PHYSICAL LONG-TERM PROBLEMS

 

PSYCHOLOGICAL LONG-TERM PROBLEMS

 

Poor mobility

Breathlessness / chest pain

Fatigue

Loss of appetite

Taste changes

Dry skin

Brittle nails and teeth

Hair loss

Oedema (excessive fluid in the tissues, which look swollen)

Joint stiffness or pain

Muscle wasting

Changes of sensation in limbs (tingling, numbness, pain)

Poor kidney function (which may need dialysis)

Repeated infections

 

Anxiety

Insomnia (difficulty sleeping which can also be a result of pain or breathlessness)

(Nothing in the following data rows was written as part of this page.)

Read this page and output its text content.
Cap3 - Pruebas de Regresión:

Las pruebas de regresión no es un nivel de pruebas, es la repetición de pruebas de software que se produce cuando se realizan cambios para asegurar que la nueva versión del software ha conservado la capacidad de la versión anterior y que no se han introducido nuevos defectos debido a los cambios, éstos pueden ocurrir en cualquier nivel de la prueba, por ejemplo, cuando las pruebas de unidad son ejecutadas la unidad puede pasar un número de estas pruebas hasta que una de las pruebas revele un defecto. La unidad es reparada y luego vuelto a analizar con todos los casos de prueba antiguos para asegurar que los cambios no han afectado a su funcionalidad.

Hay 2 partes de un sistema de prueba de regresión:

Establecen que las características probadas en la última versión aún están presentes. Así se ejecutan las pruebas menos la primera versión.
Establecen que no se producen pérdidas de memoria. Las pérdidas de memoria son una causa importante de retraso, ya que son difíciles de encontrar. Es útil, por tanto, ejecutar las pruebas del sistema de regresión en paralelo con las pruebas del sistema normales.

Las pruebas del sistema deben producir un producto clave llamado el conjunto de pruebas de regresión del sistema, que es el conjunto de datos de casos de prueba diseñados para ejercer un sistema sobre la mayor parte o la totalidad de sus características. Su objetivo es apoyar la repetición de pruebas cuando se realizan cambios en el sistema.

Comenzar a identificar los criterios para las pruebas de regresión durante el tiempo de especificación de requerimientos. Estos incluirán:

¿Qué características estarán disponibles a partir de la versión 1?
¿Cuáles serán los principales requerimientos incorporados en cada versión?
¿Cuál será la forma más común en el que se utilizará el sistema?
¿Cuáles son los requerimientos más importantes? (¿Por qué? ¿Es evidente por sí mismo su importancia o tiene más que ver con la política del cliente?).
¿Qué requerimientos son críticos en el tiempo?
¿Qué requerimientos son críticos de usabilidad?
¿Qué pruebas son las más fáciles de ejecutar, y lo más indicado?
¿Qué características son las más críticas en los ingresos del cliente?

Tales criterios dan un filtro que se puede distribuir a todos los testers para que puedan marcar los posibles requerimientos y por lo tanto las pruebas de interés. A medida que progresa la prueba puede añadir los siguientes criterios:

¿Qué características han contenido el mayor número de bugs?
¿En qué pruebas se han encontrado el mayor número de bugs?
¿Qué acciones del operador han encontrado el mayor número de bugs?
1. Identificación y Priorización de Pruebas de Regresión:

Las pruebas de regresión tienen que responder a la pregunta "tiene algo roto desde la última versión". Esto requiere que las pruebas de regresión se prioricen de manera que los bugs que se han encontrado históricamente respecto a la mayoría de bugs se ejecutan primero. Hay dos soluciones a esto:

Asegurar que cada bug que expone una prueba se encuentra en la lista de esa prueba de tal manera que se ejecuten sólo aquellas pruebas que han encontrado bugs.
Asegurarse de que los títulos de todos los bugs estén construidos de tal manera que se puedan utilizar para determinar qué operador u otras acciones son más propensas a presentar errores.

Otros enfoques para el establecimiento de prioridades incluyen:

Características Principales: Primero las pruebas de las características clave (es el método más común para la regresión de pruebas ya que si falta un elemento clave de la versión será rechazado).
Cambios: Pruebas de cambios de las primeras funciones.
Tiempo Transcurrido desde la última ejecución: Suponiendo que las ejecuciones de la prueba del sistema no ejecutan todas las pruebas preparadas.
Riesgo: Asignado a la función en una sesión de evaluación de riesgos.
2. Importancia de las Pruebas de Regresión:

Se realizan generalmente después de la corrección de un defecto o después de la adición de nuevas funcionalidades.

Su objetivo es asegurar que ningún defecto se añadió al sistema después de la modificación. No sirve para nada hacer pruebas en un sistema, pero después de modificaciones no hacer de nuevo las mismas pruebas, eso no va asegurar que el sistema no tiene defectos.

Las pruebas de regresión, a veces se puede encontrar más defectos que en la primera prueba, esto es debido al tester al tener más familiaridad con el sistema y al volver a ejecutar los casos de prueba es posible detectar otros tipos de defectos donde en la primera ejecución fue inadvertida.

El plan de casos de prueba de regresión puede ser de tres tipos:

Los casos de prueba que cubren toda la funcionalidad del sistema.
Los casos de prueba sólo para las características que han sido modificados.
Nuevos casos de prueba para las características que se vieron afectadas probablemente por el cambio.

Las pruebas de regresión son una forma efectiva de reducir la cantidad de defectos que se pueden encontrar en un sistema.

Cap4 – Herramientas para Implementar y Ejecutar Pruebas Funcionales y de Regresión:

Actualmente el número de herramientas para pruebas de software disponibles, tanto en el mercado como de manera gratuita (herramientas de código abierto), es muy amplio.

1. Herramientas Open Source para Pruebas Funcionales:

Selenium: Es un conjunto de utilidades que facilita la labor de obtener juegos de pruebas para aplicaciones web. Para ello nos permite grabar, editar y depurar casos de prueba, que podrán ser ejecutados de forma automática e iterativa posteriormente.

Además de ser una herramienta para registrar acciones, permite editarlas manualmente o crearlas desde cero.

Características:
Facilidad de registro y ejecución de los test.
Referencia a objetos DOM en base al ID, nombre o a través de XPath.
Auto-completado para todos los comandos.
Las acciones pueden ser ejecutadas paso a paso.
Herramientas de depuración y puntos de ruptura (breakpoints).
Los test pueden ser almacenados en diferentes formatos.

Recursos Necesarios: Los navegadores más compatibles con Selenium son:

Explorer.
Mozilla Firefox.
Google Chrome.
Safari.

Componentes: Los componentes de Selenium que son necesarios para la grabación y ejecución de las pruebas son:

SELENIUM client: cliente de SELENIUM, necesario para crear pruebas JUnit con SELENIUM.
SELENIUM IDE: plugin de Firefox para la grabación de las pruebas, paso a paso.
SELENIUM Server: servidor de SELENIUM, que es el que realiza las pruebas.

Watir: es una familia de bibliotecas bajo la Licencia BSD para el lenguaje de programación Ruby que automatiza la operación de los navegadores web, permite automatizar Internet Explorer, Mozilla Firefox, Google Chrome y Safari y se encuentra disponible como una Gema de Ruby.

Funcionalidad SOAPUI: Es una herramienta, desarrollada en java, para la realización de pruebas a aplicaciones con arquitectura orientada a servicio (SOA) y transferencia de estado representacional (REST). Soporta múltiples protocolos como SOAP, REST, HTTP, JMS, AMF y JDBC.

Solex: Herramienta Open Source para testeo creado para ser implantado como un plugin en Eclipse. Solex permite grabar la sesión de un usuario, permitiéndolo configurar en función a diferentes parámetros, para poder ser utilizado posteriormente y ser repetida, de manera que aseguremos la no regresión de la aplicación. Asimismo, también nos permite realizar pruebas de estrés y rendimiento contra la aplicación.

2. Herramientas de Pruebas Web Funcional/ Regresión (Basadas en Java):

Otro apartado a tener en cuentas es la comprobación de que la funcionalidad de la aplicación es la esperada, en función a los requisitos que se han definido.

Flashbacks, panic attacks and nightmares

Depression

PTSD (Post Traumatic Stress Disorder)

Poor concentration

Short term memory loss

 

 

 

Formal support for survivors of sepsis and their families is non-existent. Many leave hospitals without an explanation of what they have suffered, potential impact or signposting.  UK Sepsis Trust runs quarterly support groups in North and South Wales, however, these are dependent on fundraising income.  There is no funding from WAG although the support groups and telephone support helpline are staffed with former consultant nurses.  In Cardiff, volunteers also run monthly ‘well-being’ walks and participants have advised that meeting similar people has helped their recovery and understanding of Sepsis. 

 

We are calling for a timescale for the Sepsis registry that the Health Minister announced on World Sepsis Day 2018 and a Wales wide strategy for survivors and families impacted by Sepsis.